Microglia are tissue-resident macrophages that facilitate immunosurveillance and homeostasis in the central nervous system (CNS)¹^,²^,³. They originate from yolk sac erythromyeloid progenitor cells that colonize the brain during embryonic development⁴^,⁵^,⁶ and are maintained throughout the organism's life span through self-renewal, which involves proliferation and apoptosis⁷. At steady-state, resting microglia have ramified morphology and engage in tissue surveillance⁸^,⁹^,¹⁰.

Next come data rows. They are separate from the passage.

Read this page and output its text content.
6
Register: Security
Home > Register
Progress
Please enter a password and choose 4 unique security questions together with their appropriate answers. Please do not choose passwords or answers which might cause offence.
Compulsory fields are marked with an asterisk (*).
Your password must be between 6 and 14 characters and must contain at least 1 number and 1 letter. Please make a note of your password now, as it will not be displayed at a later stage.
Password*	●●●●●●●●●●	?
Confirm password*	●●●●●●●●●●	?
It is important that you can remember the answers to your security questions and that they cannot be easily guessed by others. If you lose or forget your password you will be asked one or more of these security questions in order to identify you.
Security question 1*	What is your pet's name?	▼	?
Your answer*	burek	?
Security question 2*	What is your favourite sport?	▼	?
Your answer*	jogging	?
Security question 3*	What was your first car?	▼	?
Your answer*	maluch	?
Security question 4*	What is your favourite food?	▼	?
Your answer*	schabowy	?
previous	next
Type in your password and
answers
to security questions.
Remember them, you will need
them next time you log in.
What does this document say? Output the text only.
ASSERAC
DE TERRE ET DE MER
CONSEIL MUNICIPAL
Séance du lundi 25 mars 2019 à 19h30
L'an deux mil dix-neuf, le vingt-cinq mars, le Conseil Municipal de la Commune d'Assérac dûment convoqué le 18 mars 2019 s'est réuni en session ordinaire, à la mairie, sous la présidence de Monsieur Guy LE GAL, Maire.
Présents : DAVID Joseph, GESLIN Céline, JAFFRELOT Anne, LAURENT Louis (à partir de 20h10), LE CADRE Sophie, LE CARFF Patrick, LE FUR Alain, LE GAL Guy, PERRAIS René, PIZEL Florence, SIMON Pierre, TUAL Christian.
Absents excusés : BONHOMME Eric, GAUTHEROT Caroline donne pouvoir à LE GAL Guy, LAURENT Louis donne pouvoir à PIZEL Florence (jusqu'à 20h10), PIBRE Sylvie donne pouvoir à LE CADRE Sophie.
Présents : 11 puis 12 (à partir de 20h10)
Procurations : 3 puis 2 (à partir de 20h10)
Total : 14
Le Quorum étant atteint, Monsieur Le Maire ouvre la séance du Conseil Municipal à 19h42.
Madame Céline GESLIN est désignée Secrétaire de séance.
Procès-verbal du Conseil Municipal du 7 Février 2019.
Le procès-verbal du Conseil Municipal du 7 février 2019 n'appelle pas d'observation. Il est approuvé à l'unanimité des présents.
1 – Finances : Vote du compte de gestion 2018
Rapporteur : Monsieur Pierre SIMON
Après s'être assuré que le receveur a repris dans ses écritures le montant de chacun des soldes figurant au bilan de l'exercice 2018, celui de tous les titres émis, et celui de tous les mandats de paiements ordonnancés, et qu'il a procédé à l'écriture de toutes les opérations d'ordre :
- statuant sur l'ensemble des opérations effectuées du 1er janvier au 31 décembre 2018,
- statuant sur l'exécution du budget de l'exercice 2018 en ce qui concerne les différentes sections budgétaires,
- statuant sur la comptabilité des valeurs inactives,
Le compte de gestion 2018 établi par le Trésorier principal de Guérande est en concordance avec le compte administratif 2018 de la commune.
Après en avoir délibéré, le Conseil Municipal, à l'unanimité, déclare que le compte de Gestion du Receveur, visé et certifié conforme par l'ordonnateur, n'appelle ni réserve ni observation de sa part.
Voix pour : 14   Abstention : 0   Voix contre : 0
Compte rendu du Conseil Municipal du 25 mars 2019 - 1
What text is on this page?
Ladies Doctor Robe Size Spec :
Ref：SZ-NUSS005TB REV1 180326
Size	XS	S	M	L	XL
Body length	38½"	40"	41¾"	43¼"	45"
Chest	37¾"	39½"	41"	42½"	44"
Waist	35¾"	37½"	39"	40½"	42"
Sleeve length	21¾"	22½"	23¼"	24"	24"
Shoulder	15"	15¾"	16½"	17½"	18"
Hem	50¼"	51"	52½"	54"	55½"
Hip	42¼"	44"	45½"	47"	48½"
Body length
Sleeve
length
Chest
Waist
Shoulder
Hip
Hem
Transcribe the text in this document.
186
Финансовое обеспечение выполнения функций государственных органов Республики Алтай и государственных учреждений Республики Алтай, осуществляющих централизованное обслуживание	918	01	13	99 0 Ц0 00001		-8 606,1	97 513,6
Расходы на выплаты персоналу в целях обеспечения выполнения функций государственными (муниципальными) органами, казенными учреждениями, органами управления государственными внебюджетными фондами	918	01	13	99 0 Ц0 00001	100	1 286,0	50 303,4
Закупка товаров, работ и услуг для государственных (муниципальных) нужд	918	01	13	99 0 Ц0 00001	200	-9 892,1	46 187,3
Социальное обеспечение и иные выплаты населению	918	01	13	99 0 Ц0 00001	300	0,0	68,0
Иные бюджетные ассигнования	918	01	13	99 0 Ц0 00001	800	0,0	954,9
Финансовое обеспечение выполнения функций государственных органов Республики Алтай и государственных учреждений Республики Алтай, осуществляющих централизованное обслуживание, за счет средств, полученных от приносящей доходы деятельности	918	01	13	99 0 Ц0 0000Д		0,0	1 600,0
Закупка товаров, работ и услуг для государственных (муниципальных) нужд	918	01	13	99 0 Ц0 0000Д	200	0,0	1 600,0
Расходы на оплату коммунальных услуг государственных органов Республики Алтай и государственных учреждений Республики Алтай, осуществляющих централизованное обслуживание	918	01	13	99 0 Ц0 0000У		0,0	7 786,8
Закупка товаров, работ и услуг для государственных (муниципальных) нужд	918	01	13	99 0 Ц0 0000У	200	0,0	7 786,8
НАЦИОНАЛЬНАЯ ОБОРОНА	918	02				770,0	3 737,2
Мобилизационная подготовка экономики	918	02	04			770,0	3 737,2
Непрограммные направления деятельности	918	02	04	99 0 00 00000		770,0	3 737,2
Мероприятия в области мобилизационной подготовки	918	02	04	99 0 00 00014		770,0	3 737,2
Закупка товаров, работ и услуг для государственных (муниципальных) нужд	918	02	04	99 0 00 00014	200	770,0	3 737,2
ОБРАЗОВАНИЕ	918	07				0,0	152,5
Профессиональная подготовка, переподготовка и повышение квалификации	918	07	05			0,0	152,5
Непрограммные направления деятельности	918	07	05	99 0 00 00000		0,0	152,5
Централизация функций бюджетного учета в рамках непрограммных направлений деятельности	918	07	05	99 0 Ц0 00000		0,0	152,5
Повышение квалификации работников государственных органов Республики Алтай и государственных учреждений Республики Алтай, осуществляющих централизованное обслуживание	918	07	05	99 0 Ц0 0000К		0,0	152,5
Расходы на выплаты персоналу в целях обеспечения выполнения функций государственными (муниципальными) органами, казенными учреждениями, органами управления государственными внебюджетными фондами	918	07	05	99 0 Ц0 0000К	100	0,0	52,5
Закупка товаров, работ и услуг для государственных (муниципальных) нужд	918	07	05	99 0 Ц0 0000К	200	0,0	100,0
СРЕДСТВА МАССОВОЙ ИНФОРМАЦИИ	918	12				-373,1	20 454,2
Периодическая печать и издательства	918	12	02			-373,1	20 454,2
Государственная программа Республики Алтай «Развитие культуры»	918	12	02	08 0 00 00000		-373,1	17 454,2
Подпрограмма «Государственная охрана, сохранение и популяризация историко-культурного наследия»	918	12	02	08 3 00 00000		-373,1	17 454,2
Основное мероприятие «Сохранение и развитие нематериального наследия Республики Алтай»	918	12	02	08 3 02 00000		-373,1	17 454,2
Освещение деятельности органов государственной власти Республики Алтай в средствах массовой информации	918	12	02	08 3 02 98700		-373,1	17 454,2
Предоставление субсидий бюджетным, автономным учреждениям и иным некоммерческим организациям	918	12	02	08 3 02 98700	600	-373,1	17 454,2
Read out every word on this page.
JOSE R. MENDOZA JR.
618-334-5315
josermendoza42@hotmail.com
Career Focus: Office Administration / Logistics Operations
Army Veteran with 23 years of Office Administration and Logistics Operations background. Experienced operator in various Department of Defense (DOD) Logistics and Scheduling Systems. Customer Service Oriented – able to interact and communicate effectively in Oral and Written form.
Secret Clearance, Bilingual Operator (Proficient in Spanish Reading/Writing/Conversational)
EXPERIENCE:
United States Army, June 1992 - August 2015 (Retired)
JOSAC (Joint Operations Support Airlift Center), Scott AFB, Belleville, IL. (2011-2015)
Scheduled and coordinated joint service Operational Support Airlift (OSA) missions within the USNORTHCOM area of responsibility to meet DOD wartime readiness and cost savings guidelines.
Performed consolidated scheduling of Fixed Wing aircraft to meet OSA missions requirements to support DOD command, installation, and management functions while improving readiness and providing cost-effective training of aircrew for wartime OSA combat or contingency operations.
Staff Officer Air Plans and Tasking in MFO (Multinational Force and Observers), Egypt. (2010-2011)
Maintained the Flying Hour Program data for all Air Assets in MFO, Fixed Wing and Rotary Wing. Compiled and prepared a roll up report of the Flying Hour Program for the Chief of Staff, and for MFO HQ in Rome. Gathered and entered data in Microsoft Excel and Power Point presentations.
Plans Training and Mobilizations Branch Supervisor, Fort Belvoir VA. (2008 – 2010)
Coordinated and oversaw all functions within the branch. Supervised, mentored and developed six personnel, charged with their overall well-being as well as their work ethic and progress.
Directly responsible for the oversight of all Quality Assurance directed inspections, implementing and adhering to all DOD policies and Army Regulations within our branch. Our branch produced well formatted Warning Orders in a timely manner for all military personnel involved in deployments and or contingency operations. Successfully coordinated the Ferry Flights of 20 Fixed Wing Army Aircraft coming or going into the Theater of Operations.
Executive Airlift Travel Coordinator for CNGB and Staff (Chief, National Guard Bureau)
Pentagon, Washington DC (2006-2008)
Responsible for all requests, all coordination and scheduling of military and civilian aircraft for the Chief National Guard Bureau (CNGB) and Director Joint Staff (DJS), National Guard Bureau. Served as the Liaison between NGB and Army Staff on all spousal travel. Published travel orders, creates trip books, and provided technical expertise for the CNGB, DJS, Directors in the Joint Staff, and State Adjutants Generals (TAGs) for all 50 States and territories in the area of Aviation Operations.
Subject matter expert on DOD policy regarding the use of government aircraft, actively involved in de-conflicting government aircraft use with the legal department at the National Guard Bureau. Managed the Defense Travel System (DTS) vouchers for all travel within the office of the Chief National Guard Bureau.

Microglia express numerous cell-surface receptors, which enables them to rapidly respond to changes in the CNS¹¹^,¹² and to promote inflammatory responses in the event of infections or tissue injury¹²^,¹³^,¹⁴, as well as during neurodegenerative diseases⁹^,¹⁵, such as multiple sclerosis (MS)¹⁶^,¹⁷. Microglia also express receptors to various neurotransmitters and neuropeptides¹⁸^,¹⁹^,²⁰, which suggests they may also respond to and regulate neuronal activity²¹^,²². Indeed, microglia and neurons interact in various forms of bidirectional communication⁸^,²³ such as direct interactions mediated by membrane proteins or indirect interactions through soluble factors or intermediate cells²³^,²⁴.

For instance, various neurotransmitters secreted by neurons can modulate the neuroprotective or inflammatory activity of microglia²⁵^,²⁶^,²⁷. Additionally, direct interactions between neurons and microglia help to maintain microglia in a homeostatic state²⁸. Conversely, direct interactions of microglia with neurons can shape neuronal circuitry²⁹ and influence neuronal signaling³⁰^,³¹^,³². As disruptions of these interactions induce hyperexcitability of neurons³⁰ and microglia reactivity³³^,³⁴, dysregulated microglia-neuronal interactions are implicated as a contributing factor to neurological diseases³³^,³⁵. Indeed, psychotic²³^,²⁶ and neurodegenerative diseases have been described to exhibit dysfunctional microglia-neuronal interactions³³. While these observations highlight the importance of microglia-neuronal communication in the CNS, specific mechanisms of how these interactions regulate microglial and neuronal functions in health and disease are relatively unknown.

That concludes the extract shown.